Anyway, his wife is about to shoot Tamura when the detective who arrested him jumps in the way of the bullet. He tells Tamura that he has found out he is innocent and a battle ensues between Tamura, his wife and Mr. Kimchi. They knock each other out and awaken at sunrise. Then they… all laugh… at the sunrise… and become friends with Tamura and his wife deciding to get remarried. They kiss while Mr. Kimchi applause, his applause apparently bringing the shot detective back to consciousness. Guess he knew the ancient Korean method of resurrection as well. Good for him. He applauds the koala and his wife as well, apparently forgetting about all of the murders she committed and the fact that she shot him. They all stand together and stare into the distance whilst a circular rift in time and space appears in the top-left corner to reveal the shop-keeping frog I mentioned earlier who is also now applauding. There the film ends.

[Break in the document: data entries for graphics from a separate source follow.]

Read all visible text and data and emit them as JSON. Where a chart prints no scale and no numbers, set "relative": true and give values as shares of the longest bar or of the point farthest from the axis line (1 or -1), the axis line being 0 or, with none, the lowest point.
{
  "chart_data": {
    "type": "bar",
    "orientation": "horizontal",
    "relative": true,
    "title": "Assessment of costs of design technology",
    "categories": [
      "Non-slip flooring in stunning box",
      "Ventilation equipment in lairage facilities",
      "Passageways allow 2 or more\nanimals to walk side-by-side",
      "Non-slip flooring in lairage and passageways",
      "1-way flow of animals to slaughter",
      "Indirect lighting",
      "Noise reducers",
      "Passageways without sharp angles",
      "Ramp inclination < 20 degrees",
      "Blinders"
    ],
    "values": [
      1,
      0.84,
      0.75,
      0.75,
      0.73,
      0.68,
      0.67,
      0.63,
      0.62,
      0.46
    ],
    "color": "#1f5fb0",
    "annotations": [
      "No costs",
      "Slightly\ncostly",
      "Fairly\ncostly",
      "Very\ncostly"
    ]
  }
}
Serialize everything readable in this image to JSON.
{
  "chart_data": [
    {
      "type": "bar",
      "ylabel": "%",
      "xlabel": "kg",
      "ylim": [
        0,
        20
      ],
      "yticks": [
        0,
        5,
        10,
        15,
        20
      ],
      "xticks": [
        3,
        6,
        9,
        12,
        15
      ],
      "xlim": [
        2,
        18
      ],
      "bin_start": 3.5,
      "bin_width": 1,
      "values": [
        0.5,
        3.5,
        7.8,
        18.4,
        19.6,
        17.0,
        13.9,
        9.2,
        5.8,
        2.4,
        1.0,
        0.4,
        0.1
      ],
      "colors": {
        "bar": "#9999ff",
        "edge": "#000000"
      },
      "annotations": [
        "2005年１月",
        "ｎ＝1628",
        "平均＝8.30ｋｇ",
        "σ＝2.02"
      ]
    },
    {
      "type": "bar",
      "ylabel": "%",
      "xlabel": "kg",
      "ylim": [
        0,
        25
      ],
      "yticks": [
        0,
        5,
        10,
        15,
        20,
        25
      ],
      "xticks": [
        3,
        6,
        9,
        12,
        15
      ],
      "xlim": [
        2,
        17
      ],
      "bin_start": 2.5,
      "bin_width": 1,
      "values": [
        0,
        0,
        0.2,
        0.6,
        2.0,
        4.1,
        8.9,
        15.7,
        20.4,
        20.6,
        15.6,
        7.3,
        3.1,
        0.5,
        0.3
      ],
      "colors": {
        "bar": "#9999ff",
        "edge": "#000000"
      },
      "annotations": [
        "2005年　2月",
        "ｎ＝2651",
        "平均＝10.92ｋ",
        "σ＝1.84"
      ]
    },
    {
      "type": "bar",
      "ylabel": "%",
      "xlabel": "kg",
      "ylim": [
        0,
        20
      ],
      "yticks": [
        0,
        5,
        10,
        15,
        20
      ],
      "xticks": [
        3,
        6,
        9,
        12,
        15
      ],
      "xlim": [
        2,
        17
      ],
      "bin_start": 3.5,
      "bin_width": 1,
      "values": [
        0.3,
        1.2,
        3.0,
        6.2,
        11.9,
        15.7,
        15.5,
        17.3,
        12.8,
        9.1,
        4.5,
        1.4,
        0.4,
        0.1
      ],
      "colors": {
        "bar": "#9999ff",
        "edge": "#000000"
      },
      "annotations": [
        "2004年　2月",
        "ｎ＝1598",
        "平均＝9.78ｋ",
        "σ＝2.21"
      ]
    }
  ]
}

Right. Well. I feel like I’ve been brain raped. I’m not sure exactly what happened here and I’m fairly sure my synopsis hasn’t really helped you figure out what happened here. The plot is actually fairly normal right up until that batshit crazy ending and it would actually be quite boring except for the fact that everything that’s happening is happening to a god damn six-foot tall koala fucking bear. The suit that the guy wears is actually quite impressive. It blinks, the mouth opens and it has two thumbs, just like a real koala. It doesn’t make the film any less insane but it is quite cool. The frog looked dodgy though.

So yeah… Umm, I’m not really sure what else to say about this except it was actually quite entertaining. I really have to check out some of this guys other films which include titles such as ‘Calamari Wrestler’ and ‘Crab Goalkeeper’. I think this dude has found his niche, job plus animal, and is sticking with it. Good for him. Overall I give Executive Koala three and a half pints out of five. Laterz.